The main reason to discuss AI safety strategy is, of course, to draw on a wide spectrum of human expertise and processing power to clarify our understanding of the factors at play and the expected value of particular interventions we could invest in: raising awareness of safety concerns, forming a Friendly AI team, differential technological development, investigating AGI confinement methods, and others.
Discussing AI safety strategy is also a challenging exercise in applied rationality. The relevant issues are complex and uncertain, but we need to take advantage of the fact that rationality is faster than science: we can't "try" a bunch of intelligence explosions and see which one works best. We'll have to predict in advance how the future will develop and what we can do about it.

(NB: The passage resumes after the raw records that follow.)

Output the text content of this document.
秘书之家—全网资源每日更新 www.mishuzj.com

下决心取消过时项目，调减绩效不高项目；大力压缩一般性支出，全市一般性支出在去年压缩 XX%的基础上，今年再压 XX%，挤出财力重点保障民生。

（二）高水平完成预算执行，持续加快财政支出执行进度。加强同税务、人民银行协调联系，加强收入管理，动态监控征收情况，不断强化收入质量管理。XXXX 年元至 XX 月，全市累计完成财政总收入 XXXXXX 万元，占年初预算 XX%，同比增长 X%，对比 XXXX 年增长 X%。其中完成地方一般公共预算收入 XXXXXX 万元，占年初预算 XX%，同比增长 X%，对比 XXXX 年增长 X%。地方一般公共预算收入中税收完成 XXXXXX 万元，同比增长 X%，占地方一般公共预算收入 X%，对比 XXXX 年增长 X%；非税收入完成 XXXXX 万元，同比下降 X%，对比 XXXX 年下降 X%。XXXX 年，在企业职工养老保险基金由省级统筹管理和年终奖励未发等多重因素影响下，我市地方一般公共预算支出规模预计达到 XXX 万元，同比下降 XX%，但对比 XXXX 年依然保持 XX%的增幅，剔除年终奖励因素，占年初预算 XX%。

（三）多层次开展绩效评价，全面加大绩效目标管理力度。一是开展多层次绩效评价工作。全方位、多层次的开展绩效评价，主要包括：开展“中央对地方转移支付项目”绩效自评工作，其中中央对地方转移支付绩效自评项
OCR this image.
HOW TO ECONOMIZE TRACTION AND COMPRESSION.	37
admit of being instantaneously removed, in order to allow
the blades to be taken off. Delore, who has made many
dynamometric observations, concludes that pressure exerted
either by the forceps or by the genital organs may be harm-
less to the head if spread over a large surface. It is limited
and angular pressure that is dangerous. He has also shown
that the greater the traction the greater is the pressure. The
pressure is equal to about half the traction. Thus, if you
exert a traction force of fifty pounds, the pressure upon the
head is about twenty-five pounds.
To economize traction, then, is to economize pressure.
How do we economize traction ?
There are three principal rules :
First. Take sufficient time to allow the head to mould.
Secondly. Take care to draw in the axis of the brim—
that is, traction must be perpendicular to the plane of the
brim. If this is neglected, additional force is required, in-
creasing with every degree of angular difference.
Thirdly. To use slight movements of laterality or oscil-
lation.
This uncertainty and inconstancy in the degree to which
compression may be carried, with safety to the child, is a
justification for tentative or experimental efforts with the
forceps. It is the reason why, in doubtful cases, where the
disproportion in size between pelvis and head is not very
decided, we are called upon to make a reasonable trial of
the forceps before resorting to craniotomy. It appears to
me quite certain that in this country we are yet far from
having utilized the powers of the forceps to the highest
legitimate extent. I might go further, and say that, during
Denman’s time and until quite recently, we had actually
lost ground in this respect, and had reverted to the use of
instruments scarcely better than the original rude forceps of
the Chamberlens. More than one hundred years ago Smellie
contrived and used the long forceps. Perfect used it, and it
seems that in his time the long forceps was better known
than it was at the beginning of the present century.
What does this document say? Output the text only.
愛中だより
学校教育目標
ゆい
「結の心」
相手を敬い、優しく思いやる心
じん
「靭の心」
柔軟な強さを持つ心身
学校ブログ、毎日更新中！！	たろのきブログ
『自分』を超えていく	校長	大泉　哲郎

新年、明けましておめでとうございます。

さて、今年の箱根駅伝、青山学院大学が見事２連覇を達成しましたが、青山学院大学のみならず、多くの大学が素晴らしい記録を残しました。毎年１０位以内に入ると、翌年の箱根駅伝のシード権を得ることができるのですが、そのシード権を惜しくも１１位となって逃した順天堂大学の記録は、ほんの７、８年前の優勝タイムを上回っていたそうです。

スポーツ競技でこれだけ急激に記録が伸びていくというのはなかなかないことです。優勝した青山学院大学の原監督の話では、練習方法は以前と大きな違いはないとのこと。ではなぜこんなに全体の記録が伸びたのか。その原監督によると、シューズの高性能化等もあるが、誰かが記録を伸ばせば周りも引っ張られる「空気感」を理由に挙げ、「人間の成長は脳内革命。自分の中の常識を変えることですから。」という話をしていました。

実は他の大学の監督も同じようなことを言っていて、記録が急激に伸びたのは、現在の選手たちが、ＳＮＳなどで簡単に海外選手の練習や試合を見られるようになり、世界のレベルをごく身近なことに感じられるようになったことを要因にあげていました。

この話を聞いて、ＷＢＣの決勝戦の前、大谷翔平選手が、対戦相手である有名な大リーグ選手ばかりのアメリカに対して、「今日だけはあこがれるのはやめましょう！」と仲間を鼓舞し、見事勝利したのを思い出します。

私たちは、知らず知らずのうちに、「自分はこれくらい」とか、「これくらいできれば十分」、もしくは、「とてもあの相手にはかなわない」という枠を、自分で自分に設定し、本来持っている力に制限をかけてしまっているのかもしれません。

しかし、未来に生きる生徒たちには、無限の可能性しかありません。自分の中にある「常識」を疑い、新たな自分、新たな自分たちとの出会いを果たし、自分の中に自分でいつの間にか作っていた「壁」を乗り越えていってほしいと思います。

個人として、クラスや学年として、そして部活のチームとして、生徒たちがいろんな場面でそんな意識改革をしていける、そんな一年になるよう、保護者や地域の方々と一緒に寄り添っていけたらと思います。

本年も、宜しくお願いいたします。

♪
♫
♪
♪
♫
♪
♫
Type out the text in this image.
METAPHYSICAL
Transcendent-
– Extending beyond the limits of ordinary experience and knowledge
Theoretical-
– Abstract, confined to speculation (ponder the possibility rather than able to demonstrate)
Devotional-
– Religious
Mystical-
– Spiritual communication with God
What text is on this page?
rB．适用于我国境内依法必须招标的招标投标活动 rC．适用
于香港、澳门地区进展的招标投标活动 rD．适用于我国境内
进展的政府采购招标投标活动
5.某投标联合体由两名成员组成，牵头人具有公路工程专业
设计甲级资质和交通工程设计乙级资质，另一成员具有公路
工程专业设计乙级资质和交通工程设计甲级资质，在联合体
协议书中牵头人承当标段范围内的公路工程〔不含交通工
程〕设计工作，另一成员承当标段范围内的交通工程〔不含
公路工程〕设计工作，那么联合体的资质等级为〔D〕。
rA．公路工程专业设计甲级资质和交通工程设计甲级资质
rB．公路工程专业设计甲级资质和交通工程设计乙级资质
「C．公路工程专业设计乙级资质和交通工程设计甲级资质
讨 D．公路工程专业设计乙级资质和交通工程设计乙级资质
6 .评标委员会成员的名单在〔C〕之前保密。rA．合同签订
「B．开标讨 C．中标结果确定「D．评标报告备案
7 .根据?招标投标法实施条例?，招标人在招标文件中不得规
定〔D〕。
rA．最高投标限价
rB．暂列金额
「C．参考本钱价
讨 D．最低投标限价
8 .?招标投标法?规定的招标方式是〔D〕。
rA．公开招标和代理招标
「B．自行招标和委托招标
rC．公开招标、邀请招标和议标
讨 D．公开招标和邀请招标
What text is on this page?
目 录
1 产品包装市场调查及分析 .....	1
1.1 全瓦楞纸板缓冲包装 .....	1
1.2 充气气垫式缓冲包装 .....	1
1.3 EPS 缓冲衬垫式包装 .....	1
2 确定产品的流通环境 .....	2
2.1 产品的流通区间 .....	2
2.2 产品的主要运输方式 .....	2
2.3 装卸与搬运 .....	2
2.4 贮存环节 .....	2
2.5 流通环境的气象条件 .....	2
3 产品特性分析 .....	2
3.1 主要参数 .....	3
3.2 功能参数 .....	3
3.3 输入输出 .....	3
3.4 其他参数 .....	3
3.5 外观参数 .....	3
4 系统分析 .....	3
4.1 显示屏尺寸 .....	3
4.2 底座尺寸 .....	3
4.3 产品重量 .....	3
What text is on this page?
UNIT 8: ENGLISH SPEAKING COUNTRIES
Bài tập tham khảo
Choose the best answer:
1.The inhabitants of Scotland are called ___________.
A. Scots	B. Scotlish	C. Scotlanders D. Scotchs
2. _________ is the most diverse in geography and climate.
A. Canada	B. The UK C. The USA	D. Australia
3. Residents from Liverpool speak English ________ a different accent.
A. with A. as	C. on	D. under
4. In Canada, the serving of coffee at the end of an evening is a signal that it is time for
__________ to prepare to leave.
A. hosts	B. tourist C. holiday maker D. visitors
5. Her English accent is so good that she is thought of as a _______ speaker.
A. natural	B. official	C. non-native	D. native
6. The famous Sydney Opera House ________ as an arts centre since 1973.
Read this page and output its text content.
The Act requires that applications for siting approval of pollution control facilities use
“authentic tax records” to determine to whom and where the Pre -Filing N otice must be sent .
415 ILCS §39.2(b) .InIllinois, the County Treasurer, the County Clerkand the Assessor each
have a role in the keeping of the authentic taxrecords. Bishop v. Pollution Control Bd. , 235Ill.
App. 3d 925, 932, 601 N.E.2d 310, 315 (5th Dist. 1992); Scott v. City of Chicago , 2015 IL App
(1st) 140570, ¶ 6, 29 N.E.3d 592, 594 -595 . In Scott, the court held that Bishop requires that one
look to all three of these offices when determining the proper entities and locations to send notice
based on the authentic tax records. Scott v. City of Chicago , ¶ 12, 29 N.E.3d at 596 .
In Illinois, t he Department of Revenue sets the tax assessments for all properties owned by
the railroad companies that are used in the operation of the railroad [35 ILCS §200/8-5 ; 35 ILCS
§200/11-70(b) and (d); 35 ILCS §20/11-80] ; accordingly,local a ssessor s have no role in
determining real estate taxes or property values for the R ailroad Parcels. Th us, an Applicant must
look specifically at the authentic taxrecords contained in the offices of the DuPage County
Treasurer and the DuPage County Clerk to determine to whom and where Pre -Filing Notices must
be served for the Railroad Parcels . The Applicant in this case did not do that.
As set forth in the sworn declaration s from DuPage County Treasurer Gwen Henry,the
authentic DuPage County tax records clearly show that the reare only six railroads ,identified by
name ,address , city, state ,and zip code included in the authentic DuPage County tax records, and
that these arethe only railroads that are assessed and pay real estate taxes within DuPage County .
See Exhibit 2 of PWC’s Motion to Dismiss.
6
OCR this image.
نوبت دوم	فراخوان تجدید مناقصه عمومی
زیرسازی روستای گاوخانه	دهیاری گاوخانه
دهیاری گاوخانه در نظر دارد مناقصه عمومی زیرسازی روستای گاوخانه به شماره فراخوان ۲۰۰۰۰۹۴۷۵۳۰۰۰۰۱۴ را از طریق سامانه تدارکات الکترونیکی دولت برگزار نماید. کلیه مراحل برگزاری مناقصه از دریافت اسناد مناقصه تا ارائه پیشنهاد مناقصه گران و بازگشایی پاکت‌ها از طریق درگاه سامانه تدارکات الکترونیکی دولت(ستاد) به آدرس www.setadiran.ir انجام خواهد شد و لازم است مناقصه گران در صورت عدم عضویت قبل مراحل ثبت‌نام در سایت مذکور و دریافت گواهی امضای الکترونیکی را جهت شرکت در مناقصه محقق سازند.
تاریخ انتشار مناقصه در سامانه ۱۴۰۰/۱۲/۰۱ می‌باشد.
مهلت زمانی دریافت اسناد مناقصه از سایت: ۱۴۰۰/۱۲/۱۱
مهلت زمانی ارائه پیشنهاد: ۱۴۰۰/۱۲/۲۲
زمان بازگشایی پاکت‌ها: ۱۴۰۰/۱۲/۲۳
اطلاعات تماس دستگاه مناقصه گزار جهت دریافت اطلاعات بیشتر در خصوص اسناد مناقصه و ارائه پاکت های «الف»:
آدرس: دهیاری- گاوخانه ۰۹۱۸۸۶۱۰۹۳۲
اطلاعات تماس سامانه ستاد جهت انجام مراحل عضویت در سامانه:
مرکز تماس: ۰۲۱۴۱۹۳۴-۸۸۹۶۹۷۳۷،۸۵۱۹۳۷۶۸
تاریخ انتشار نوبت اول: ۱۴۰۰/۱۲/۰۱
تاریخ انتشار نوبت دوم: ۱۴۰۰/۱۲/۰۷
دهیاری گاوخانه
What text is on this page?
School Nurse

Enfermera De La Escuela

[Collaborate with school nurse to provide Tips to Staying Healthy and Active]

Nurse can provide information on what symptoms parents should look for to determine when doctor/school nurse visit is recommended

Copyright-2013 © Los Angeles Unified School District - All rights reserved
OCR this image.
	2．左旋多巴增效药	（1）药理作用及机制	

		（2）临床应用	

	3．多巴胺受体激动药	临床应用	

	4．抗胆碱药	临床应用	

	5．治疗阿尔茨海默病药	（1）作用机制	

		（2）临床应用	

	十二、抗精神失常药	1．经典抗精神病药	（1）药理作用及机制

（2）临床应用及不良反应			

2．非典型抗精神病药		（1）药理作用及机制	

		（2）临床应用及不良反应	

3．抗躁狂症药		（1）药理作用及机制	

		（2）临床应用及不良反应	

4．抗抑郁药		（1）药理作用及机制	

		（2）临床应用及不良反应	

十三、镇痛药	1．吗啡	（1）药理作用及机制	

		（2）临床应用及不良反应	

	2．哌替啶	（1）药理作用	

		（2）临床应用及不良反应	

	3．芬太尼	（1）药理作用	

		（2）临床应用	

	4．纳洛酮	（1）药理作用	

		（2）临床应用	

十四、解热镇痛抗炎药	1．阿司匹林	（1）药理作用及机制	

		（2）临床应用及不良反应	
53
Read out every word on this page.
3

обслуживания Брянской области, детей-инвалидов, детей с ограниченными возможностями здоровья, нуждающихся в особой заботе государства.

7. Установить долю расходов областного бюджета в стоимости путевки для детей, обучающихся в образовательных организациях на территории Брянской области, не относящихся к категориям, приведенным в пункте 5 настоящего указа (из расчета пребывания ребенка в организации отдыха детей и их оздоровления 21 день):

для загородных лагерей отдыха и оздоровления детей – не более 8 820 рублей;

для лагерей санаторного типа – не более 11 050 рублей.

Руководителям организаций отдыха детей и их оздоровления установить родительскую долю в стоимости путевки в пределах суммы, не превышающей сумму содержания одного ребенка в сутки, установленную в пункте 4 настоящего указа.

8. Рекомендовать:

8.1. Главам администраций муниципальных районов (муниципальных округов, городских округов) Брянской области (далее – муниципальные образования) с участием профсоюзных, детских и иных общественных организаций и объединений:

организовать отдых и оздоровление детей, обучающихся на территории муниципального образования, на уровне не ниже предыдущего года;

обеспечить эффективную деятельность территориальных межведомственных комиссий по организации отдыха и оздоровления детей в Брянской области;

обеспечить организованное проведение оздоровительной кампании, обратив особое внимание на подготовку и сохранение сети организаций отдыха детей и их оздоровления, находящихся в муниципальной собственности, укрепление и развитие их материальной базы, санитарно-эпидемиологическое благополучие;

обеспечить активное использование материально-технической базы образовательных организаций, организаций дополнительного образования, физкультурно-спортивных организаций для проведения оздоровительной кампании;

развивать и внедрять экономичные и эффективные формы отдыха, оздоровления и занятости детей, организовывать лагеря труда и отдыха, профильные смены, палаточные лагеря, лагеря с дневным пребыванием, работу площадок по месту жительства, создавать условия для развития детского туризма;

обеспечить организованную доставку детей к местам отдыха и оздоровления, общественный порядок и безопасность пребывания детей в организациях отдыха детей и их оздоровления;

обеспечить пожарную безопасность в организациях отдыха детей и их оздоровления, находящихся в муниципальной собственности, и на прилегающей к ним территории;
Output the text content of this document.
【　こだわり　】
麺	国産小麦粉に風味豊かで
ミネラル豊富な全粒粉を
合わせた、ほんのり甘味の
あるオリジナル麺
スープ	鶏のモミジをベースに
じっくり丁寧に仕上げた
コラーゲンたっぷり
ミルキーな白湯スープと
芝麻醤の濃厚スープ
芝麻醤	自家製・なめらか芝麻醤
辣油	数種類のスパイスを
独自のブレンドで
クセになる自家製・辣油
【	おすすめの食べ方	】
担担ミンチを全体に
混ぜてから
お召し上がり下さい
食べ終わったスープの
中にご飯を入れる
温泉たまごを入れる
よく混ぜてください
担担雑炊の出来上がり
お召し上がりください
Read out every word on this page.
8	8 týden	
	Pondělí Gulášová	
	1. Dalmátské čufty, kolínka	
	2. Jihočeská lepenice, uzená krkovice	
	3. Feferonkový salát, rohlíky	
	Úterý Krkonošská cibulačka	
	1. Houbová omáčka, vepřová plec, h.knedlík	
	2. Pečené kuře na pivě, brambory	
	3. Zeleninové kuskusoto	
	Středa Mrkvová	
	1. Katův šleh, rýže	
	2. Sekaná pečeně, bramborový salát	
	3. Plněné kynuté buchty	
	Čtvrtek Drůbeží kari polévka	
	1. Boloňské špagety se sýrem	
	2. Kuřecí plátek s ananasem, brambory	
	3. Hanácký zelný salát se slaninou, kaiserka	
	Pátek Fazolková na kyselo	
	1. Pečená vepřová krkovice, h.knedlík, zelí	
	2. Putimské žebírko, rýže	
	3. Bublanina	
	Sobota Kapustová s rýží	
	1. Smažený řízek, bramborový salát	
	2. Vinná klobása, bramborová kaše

Before engaging with this series, I recommend you read at least the following articles:
- Muehlhauser & Salamon, Intelligence Explosion: Evidence and Import (2012)
- Yudkowsky, AI as a Positive and Negative Factor in Global Risk (2008)
- Chalmers, The Singularity: A Philosophical Analysis (2010)
- Muehlhauser, So You Want to Save the World (2011)
Which strategic questions would we like to answer? Muehlhauser (2011) elaborates on the following questions:
- What methods can we use to predict technological development?
- Which kinds of differential technological development should we encourage, and how?
- Which open problems are safe to discuss, and which are potentially dangerous?
- What can we do to reduce the risk of an AI arms race?
- What can we do to raise the "sanity waterline," and how much will this help?
- What can we do to attract more funding, support, and research to x-risk reduction and to specific sub-problems of successful Singularity navigation?
- Which interventions should we prioritize?
- How should x-risk reducers and AI safety researchers interact with governments and corporations?
- How can optimal philanthropists get the most x-risk reduction for their philanthropic buck?
- How does AI risk compare to other existential risks?
- Which problems do we need to solve, and which ones can we have an AI solve?
- How can we develop microeconomic models of WBEs and self-improving systems?
- How can we be sure a Friendly AI development team will be altruistic?
Salamon & Muehlhauser (2012) list several other questions gathered from the participants of a workshop following Singularity Summit 2011, including:
- How hard is it to create Friendly AI?
- What is the strength of feedback from neuroscience to AI rather than brain emulation?
- Is there a safe way to do uploads, where they don't turn into neuromorphic AI?
- How possible is it to do FAI research on a seastead?
- How much must we spend on security when developing a Friendly AI team?
- What's the best way to recruit talent toward working on AI risks?
- How difficult is stabilizing the world so we can work on Friendly AI slowly?
- How hard will a takeoff be?
- What is the value of strategy vs. object-level progress toward a positive Singularity?
- How feasible is Oracle AI?
- Can we convert environmentalists into people concerned with existential risk?
- Is there no such thing as bad publicity [for AI risk reduction] purposes?
These are the kinds of questions we will be tackling in this series of posts for Less Wrong Discussion, in order to improve our predictions about which direction we can nudge the future to maximize the chances of a positive Singularity.